If I understand you correctly what you want Lucene to do can't be done in a single statement. If you want the phrase "Carbon Steel" to appear first, as is, then you will have to use a PhraseQuery to get those 'Hits'. Save them.

Next do a BooleanQuery(this is really just separate term queries) for the terms entered specifying that all terms MUST be present. This will give you a Hits object with results containing both 'carbon' and 'steel' in any order.

If there is a combination of these terms you don't want (ex. steel followed by carbon) you will have to iterate through the second 'Hits' and skip those entries. Sorry but that's what you have to work with.

Hope this helps.
Please rate the answer.

jgriffin · **Joined:** Fri Mar 04, 2005 4:27 pm **Posts:** 13

Hello again,

Now that you understand the analyzer problem let's look at your specific problem.

If I understand you correctly what you want Lucene to do can't be done in a single statement. If you want the phrase "Carbon Steel" to appear first, as is, then you will have to use a PhraseQuery to get those 'Hits'. Save them.

Next do a BooleanQuery(this is really just separate term queries) for the terms entered specifying that all terms MUST be present. This will give you a Hits object with results containing both 'carbon' and 'steel' in any order.

If there is a combination of these terms you don't want (ex. steel followed by carbon) you will have to iterate through the second 'Hits' and skip those entries. Sorry but that's what you have to work with.

Hope this helps.
Please rate the answer.

jgriffin · **Joined:** Fri Mar 04, 2005 4:27 pm **Posts:** 13

Hi,

It is possible that this will work for you.

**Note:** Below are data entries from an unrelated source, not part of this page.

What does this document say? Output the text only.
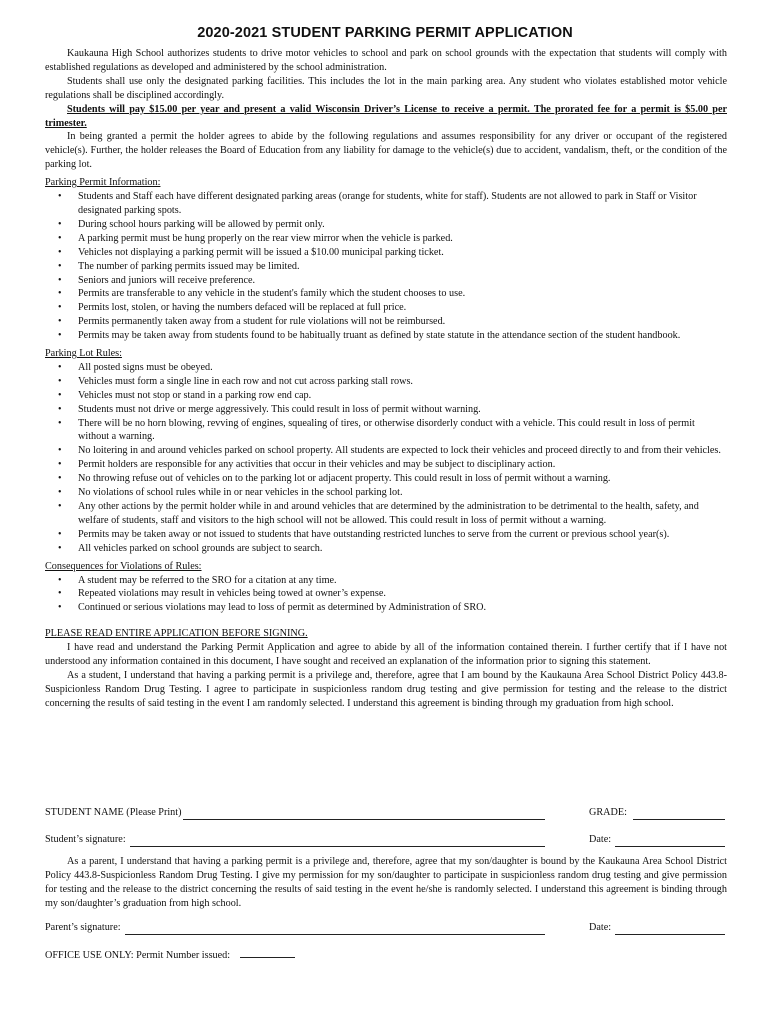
2020-2021 STUDENT PARKING PERMIT APPLICATION

Kaukauna High School authorizes students to drive motor vehicles to school and park on school grounds with the expectation that students will comply with established regulations as developed and administered by the school administration.

Students shall use only the designated parking facilities. This includes the lot in the main parking area. Any student who violates established motor vehicle regulations shall be disciplined accordingly.

Students will pay $15.00 per year and present a valid Wisconsin Driver’s License to receive a permit. The prorated fee for a permit is $5.00 per trimester.

In being granted a permit the holder agrees to abide by the following regulations and assumes responsibility for any driver or occupant of the registered vehicle(s). Further, the holder releases the Board of Education from any liability for damage to the vehicle(s) due to accident, vandalism, theft, or the condition of the parking lot.

Parking Permit Information:

• Students and Staff each have different designated parking areas (orange for students, white for staff). Students are not allowed to park in Staff or Visitor designated parking spots.
• During school hours parking will be allowed by permit only.
• A parking permit must be hung properly on the rear view mirror when the vehicle is parked.
• Vehicles not displaying a parking permit will be issued a $10.00 municipal parking ticket.
• The number of parking permits issued may be limited.
• Seniors and juniors will receive preference.
• Permits are transferable to any vehicle in the student's family which the student chooses to use.
• Permits lost, stolen, or having the numbers defaced will be replaced at full price.
• Permits permanently taken away from a student for rule violations will not be reimbursed.
• Permits may be taken away from students found to be habitually truant as defined by state statute in the attendance section of the student handbook.

Parking Lot Rules:

• All posted signs must be obeyed.
• Vehicles must form a single line in each row and not cut across parking stall rows.
• Vehicles must not stop or stand in a parking row end cap.
• Students must not drive or merge aggressively. This could result in loss of permit without warning.
• There will be no horn blowing, revving of engines, squealing of tires, or otherwise disorderly conduct with a vehicle. This could result in loss of permit without a warning.
• No loitering in and around vehicles parked on school property. All students are expected to lock their vehicles and proceed directly to and from their vehicles.
• Permit holders are responsible for any activities that occur in their vehicles and may be subject to disciplinary action.
• No throwing refuse out of vehicles on to the parking lot or adjacent property. This could result in loss of permit without a warning.
• No violations of school rules while in or near vehicles in the school parking lot.
• Any other actions by the permit holder while in and around vehicles that are determined by the administration to be detrimental to the health, safety, and welfare of students, staff and visitors to the high school will not be allowed. This could result in loss of permit without a warning.
• Permits may be taken away or not issued to students that have outstanding restricted lunches to serve from the current or previous school year(s).
• All vehicles parked on school grounds are subject to search.

Consequences for Violations of Rules:

• A student may be referred to the SRO for a citation at any time.
• Repeated violations may result in vehicles being towed at owner’s expense.
• Continued or serious violations may lead to loss of permit as determined by Administration of SRO.

PLEASE READ ENTIRE APPLICATION BEFORE SIGNING.

I have read and understand the Parking Permit Application and agree to abide by all of the information contained therein. I further certify that if I have not understood any information contained in this document, I have sought and received an explanation of the information prior to signing this statement.

As a student, I understand that having a parking permit is a privilege and, therefore, agree that I am bound by the Kaukauna Area School District Policy 443.8-Suspicionless Random Drug Testing. I agree to participate in suspicionless random drug testing and give permission for testing and the release to the district concerning the results of said testing in the event I am randomly selected. I understand this agreement is binding through my graduation from high school.

STUDENT NAME (Please Print)	GRADE:
Student’s signature:	Date:

As a parent, I understand that having a parking permit is a privilege and, therefore, agree that my son/daughter is bound by the Kaukauna Area School District Policy 443.8-Suspicionless Random Drug Testing. I give my permission for my son/daughter to participate in suspicionless random drug testing and give permission for testing and the release to the district concerning the results of said testing in the event he/she is randomly selected. I understand this agreement is binding through my son/daughter’s graduation from high school.

Parent’s signature:	Date:
OFFICE USE ONLY: Permit Number issued:
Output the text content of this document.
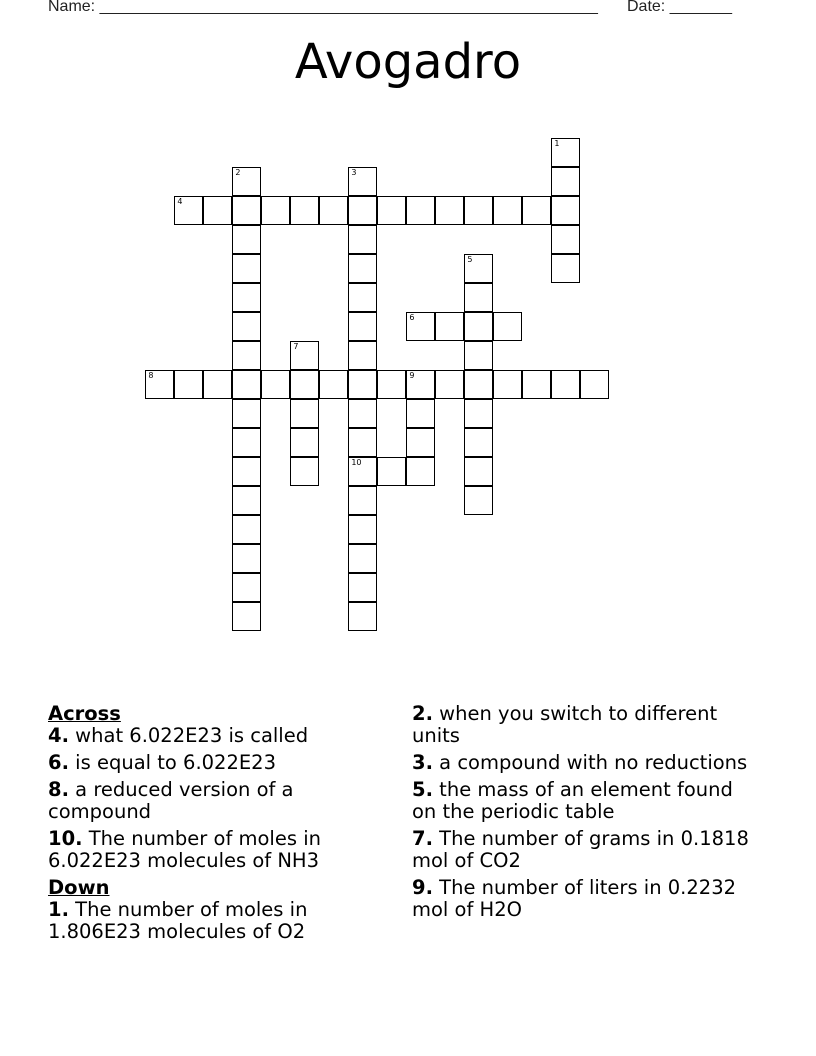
Name: ________________________________________________________ Date: _______
Avogadro
4
6
8	9
10
1
2	3
5
7
Across
4. what 6.022E23 is called
6. is equal to 6.022E23
8. a reduced version of a compound
10. The number of moles in 6.022E23 molecules of NH3
Down
1. The number of moles in 1.806E23 molecules of O2
2. when you switch to different units
3. a compound with no reductions
5. the mass of an element found on the periodic table
7. The number of grams in 0.1818 mol of CO2
9. The number of liters in 0.2232 mol of H2O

Use a Phrase Query as follows:

PhraseQuery query = new PhraseQuery();
query.add(new Term("content", "carbon"));
query.add(new Term("content", "steel"));
query.setSlop(0);

Hits hits = indexSearcher.search(query);

The PhraseQuery searches by order of addition i.e. above "carbon steel". slop(0) says no words in between and in this order.

when you build the index use:

IndexWriter writer =
new IndexWriter("...", new SimpleAnalyzer(), true);

Document doc = new Document();
doc.add(new Field("fieldname",
"Carbon Steel",
Field.Store.YES,
Field.Index.TOKENIZED));
The SimpleAnalyzer will tokenize everything into lower case that's why you search after converting everything to lowercase.

If you need more you're back to multiple searches and combining.

Cheers
John G.
Please rate the answer.

neilac333 · **Joined:** Fri Oct 05, 2007 1:17 pm **Posts:** 78

Thanks for the tip. I ended up using the StandardAnalyzer and a BooleanQuery that combined PhraseQuery with several TermQuery's. Things seem to be working just fine for me now. I am passing all my unit tests.

Of course, I may need your help again once the customers run the acceptance tests and everything comes out all wrong.

I appreciate your help. Thanks again.